KABARBURSA.COM - Nilai tukar dolar AS bergerak mendekati posisi tertinggi dalam lebih dari dua pekan terhadap yen Jepang pada Kamis dinihari WIB, 10 Juli 2025. Hal ini terjadi seiring meningkatnya kecemasan pasar terhadap arah kebijakan perdagangan Presiden AS Donald Trump yang terus berubah.
Penguatan dolar terjadi setelah Gedung Putih mengumumkan serangkaian tarif baru terhadap tujuh negara tambahan, langkah lanjutan dari keputusan sebelumnya untuk mengenakan tarif 25 persen terhadap Jepang dan sejumlah mitra dagang lainnya mulai bulan depan.
Pada Selasa, dolar menguat terhadap sebagian besar mata uang utama setelah pemerintah AS mengirimkan surat resmi kepada Aljazair, Irak, Libya, Sri Lanka, dan Filipina terkait rencana pemberlakuan tarif hingga 30 persen mulai 1 Agustus.
Meski demikian, Presiden Trump masih membuka ruang negosiasi dengan menyatakan bahwa negara-negara tersebut bisa mengajukan proposal untuk menunda implementasi tarif.

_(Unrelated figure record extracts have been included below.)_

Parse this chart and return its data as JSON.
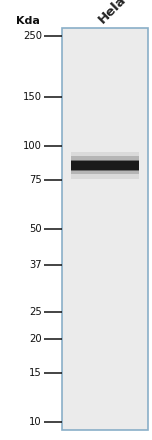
{
  "title": "Hela",
  "kda_label": "Kda",
  "ladder_marks": [
    250,
    150,
    100,
    75,
    50,
    37,
    25,
    20,
    15,
    10
  ],
  "panel_bg": "#e8ecf0",
  "outer_bg": "#ffffff",
  "border_color": "#8aafc8",
  "ladder_line_color": "#111111",
  "band_kda": 85,
  "band_color_center": "#111111",
  "title_fontsize": 9.5,
  "label_fontsize": 7.2,
  "kda_fontsize": 8.0
}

Melalui unggahan di media sosial, Trump juga menyampaikan rencana merilis daftar negara berikutnya yang akan dikenakan tarif, meski belum ada rincian lebih lanjut.
Langkah Trump ini menambah ketidakpastian yang sudah berlangsung sejak kebijakan "Liberation Day" diumumkan pada April lalu. Kala itu, pasar sempat mengalami tekanan hebat sebelum sebagian besar rencana tarif ditangguhkan demi membuka ruang negosiasi bilateral.
Indeks Dolar AS (DXY), yang mengukur kekuatan greenback terhadap enam mata uang utama, sejauh ini masih tercatat turun lebih dari 6 persen sejak awal April. Meskipun hari ini hanya melemah tipis ke posisi 97,545, investor masih dibayangi fluktuasi tinggi dalam beberapa pekan terakhir.
“Memegang dolar AS saat ini seperti naik roller coaster,” ujar Juan Perez, Direktur Monex USA.
“Arah pergerakannya bisa tiba-tiba berubah. Ketidakpastian ini harus diterima sebagai bagian dari lanskap baru kebijakan ekonomi global,” lanjut dia.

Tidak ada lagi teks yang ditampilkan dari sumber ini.